Methods: We designed a retrospective cohort study to evaluate the differences of encephalocele diagnosis between CT scan and intraoperative findings. All middle cranial fossa encephalocele repairs performed on adults by a single surgeon at one tertiary care facility from 2016 to 2025 were included in the study. All patients included in the study were taken to the OR for encephalocele as diagnosed by our primary surgeon based on his read of the CT scan. All patients underwent CT Internal auditory canal/posterior cranial fossa at one of the two institutions. Presence of encephalocele diagnosed by the reading radiologist from the scan vs. presence or absence of encephalocele intraoperatively were the primary outcomes. 

Results: In all, 116 procedures were performed. 14 (13.7%) were diagnosed with an encephalocele on CT by the reading radiologist. 81 (70.4%) were found to have skull base defects intraoperatively. CSF leaks were noted in 18 (15.7%) patients, granulation tissue or dural inflammation was noted in 11 (9.6%) patients. There was no statistical significance between the right and left ear, or male and female gender. 

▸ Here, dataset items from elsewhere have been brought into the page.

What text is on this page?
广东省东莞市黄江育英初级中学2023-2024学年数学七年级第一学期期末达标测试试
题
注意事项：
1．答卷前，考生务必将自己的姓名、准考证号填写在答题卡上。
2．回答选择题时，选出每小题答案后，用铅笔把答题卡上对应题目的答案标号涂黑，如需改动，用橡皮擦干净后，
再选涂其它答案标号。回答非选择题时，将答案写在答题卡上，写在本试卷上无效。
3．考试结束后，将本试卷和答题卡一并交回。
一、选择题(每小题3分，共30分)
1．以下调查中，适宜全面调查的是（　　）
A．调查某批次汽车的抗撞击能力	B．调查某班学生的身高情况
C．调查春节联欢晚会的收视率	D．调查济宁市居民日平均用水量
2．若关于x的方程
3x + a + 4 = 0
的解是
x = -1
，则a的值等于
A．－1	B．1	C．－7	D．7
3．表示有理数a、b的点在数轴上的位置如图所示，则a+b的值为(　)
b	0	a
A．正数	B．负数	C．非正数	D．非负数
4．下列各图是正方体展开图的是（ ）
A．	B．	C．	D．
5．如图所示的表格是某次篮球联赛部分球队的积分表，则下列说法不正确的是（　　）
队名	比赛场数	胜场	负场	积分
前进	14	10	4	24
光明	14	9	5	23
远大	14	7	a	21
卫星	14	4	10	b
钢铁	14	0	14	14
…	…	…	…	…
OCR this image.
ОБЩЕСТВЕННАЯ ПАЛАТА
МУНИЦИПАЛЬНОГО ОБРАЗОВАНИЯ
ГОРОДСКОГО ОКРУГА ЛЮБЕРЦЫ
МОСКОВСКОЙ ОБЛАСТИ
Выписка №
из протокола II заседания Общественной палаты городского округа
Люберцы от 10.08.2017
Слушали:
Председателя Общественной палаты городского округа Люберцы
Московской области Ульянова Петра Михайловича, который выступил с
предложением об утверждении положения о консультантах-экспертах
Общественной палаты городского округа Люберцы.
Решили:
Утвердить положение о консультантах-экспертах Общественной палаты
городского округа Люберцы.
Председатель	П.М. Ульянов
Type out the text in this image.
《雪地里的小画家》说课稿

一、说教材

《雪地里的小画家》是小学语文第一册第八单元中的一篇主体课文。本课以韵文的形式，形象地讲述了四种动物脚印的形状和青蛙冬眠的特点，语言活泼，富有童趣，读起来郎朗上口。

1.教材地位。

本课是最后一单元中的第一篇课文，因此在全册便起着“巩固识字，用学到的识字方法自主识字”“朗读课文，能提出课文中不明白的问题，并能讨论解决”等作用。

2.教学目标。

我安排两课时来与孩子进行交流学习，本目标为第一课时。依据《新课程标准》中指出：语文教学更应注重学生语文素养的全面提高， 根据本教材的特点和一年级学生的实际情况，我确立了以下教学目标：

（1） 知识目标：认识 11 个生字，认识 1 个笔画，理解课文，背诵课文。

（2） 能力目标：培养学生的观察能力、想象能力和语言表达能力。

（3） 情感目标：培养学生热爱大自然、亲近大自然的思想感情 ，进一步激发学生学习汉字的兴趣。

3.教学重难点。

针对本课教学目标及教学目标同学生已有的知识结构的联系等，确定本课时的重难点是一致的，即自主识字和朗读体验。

Conclusion: Overall, the number of scans which called encephalocele on CT scan was significantly fewer than was observed intraoperatively. This supports that radiologist reads of temporal bone CT scans may be under calling temporal bone encephaloceles, in fact our data shows that the sensitivity of CT for diagnosing encephalocele is only 17.3%. This is clinically relevant because with our current diagnostic means we may be missing these skull base defects, which may be leading to progression of encephalocele or other unwanted sequelae. Further research needs to be conducted in evaluating the overall risk of untreated encephaloceles. Otologic and neurosurgeons alike should be away of this diagnosis and possibly have a lower threshold to take patients to the OR for encephalocele repair.